ZIF‐Mg(OH)2 Dual Template Assisted Self‐Confinement of Small PtCo NPs as Promising Oxygen Reduction Reaction in PEM Fuel Cell

Traditional calcination usually causes sintering of Pt, which diminishes Pt exposure in proton exchange membrane fuel cell (PEMFC) electrodes. In the present work, a facile self‐confined method for synthesizing highly dispersed PtCo‐alloy on Co, N co‐doped mesoporous carbon (PCN‐MC) is developed via a dual‐template strategy. Owing to the co‐confined effect of Zn in the bimetallic zeolite‐based imidazolate framework (ZIF) and Mg(OH)2 template, ultra‐fine 2.7 nm PtCo‐alloy with 2–3 atomic‐layer Pt‐skin nanoparticles are obtained. By adjusting the Co/Zn feeding‐ratio in the bimetallic ZIF at 8/7, the alloying degree and nanoparticle size are optimized to achieve an outstanding oxygen reduction reaction activity with a high mass activity (MA) of 0.956 A mgPt−1 in 0.1 m HClO4, about 7.5‐fold of that of commercial Pt/C. Furthermore, notable durability is also achieved with 81% retention of the initial MA after 30k cycles conducted between 0.6–1.0 V (versus reversible hydrogen electrode). These features are also verified by a H2–Air fuel cell test with an excellent combination of mass activity, power density, and durability. This strategy provides a feasible route for the large‐scale synthesis of highly‐dispersed PtCo‐alloy catalysts. A self‐confined strategy to synthesize highly dispersed PtCo/meso‐Co‐N‐C is employed.
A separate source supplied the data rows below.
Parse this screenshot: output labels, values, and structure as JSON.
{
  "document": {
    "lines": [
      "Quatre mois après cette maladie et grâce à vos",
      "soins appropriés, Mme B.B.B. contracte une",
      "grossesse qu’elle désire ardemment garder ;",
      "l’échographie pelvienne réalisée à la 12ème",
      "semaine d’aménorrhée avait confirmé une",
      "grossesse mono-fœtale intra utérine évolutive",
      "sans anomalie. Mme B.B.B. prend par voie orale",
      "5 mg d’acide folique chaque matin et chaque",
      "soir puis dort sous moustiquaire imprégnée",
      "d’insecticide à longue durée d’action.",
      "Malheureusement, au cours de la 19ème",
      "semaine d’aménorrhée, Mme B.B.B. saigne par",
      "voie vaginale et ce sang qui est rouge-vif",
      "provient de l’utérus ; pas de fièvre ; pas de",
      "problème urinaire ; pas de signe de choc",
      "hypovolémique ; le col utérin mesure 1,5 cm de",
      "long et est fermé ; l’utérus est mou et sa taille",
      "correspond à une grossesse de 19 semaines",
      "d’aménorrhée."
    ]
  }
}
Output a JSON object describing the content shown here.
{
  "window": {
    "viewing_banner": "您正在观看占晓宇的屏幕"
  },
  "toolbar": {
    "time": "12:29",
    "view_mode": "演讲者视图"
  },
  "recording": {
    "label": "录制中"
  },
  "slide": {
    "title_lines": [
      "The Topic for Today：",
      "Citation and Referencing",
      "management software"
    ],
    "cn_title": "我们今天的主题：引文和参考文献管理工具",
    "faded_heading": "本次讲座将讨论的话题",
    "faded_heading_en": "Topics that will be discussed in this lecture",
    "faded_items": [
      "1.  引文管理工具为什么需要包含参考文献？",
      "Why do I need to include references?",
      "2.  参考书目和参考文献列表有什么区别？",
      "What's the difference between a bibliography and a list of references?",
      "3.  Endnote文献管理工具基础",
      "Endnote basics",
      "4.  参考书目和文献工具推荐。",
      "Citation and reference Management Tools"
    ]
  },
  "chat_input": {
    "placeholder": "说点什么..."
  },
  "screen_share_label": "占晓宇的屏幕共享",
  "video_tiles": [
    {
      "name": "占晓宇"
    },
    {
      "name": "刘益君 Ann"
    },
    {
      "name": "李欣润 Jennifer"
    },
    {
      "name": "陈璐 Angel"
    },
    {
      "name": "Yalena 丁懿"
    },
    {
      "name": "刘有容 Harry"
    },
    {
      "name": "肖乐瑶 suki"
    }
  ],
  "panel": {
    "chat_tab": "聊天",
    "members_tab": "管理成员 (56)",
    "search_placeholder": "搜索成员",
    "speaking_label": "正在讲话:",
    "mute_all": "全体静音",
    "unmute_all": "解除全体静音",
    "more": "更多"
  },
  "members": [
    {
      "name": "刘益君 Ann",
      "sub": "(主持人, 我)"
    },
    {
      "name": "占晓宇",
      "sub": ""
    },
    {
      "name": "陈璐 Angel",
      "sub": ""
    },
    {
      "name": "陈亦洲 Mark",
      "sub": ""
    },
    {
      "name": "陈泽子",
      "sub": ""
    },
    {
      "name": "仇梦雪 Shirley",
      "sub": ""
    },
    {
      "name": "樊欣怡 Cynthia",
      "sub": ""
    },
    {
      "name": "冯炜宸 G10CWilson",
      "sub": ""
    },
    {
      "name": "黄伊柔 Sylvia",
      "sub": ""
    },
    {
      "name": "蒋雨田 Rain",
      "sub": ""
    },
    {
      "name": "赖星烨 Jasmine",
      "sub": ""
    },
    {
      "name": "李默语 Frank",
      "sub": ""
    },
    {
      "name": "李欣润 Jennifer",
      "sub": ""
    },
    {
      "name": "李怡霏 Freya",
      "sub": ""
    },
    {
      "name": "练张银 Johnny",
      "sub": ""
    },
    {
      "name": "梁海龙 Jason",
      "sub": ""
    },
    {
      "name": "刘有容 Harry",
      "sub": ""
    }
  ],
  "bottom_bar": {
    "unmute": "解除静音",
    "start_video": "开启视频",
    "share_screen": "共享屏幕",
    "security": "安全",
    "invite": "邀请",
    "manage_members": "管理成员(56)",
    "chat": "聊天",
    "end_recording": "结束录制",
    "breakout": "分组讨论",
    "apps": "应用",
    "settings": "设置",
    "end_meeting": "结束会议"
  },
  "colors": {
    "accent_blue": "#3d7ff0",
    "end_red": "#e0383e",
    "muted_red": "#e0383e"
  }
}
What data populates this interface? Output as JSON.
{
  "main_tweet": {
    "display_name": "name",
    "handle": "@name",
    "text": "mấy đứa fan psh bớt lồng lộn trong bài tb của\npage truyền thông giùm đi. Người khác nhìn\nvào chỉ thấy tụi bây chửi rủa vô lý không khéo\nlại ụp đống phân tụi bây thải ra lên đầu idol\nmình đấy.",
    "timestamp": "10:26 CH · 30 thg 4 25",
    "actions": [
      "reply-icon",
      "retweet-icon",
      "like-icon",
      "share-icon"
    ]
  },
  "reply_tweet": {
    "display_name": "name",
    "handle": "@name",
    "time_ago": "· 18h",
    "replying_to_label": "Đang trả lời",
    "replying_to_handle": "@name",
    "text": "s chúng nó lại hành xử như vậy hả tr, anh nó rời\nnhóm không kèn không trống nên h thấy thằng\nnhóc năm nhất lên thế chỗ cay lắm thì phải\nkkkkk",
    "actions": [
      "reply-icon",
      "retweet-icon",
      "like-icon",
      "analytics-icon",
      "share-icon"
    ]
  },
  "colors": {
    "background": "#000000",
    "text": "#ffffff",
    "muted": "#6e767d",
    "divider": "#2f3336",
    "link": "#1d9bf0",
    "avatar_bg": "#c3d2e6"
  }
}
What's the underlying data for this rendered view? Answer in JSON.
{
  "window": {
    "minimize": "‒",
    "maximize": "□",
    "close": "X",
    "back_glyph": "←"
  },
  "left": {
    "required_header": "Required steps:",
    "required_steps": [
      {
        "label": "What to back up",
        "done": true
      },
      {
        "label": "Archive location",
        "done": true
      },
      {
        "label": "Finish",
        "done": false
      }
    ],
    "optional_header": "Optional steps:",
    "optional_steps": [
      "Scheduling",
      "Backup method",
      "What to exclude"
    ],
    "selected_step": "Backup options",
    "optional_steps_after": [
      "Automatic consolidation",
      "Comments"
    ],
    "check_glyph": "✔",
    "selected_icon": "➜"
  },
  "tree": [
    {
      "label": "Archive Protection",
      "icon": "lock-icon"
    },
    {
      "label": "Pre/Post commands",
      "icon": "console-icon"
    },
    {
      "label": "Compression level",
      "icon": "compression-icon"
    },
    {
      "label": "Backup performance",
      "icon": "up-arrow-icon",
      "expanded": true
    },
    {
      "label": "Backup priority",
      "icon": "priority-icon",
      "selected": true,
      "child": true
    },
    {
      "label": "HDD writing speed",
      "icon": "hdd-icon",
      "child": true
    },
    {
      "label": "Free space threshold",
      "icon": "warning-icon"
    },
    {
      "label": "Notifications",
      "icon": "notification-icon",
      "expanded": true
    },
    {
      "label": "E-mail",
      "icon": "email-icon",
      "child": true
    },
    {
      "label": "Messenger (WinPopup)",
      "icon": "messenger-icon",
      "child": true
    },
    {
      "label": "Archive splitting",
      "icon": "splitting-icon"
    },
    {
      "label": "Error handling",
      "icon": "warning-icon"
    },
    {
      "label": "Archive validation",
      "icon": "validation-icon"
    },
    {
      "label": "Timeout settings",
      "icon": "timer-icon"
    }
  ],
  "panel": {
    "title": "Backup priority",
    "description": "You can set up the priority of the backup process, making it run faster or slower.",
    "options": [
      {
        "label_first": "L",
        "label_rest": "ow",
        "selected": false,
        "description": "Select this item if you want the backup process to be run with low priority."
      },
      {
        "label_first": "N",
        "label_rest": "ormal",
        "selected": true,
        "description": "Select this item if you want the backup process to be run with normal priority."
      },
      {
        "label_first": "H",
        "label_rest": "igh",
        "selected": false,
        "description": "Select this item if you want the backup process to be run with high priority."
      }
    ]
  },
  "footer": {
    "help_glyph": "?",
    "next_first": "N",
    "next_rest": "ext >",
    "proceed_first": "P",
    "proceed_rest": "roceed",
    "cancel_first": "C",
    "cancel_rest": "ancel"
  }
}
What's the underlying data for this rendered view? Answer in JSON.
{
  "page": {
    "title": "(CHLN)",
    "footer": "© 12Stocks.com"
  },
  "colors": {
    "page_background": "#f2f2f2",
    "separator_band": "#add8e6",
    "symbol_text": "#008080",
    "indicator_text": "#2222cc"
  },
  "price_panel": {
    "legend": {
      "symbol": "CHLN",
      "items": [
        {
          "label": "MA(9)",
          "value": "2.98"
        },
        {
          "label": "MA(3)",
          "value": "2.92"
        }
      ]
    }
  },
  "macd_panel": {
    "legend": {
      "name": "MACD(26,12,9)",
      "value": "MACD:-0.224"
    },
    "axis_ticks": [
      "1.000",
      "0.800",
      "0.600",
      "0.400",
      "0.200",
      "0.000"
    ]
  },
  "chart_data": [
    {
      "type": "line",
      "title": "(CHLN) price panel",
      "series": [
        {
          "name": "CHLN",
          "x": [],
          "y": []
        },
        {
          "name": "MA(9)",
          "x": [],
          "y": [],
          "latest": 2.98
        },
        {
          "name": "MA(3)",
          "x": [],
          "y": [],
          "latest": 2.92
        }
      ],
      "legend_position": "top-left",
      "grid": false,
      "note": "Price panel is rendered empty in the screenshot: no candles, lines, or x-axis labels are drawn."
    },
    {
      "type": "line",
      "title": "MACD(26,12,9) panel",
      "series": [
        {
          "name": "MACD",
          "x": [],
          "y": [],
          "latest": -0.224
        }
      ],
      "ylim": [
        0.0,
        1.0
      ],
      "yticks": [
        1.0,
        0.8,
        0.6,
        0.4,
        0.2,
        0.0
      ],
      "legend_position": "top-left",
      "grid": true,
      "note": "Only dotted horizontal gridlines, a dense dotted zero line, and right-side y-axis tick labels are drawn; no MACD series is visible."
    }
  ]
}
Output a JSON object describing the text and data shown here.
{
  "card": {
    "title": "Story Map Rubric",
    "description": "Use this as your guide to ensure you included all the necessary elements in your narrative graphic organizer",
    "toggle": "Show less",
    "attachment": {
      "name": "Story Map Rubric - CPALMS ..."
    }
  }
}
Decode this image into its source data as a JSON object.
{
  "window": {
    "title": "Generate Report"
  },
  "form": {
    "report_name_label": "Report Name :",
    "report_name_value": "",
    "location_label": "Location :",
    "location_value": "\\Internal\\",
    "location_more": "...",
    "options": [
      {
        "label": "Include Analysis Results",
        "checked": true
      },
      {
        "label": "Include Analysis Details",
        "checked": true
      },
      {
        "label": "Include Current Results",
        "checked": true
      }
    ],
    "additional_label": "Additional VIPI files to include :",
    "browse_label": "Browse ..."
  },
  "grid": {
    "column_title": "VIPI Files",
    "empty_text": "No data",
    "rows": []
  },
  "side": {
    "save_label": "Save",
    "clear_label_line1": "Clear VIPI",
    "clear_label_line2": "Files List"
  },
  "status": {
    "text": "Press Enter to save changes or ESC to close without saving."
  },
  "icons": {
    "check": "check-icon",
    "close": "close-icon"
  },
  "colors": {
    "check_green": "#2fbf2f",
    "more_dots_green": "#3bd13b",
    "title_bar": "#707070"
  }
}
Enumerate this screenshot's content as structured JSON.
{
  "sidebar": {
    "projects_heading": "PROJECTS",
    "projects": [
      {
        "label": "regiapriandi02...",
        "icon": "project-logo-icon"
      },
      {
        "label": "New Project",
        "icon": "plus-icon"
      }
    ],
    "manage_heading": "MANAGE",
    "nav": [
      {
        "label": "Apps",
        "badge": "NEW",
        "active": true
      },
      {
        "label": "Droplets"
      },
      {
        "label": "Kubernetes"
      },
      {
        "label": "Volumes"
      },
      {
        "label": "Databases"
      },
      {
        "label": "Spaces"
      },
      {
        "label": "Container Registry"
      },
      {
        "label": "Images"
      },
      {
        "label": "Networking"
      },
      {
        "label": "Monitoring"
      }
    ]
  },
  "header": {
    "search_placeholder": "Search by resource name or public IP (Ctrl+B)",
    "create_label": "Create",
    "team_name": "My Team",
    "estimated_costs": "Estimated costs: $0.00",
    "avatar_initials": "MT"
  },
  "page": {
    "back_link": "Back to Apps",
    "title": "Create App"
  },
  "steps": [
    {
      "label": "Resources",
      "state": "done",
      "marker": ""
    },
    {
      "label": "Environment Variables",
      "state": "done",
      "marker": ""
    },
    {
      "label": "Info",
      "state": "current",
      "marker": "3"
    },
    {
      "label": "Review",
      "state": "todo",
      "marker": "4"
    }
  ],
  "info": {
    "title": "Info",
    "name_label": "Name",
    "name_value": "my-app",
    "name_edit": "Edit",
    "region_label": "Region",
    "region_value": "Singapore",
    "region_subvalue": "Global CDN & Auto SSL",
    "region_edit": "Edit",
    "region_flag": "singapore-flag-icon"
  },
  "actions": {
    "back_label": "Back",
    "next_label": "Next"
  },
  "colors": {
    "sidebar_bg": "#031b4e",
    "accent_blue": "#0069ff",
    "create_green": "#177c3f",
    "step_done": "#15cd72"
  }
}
The co‐confinement of Mg(OH)2 and Zn in a zeolite‐based imidazolate framework effectively restrains PtCo growth. The Co/Zn ratios are optimized to achieve maximum oxygen reduction reaction (ORR) performance. The PtCo/CoNC exhibits outstanding ORR activity and durability when applied in a proton exchange membrane fuel cell.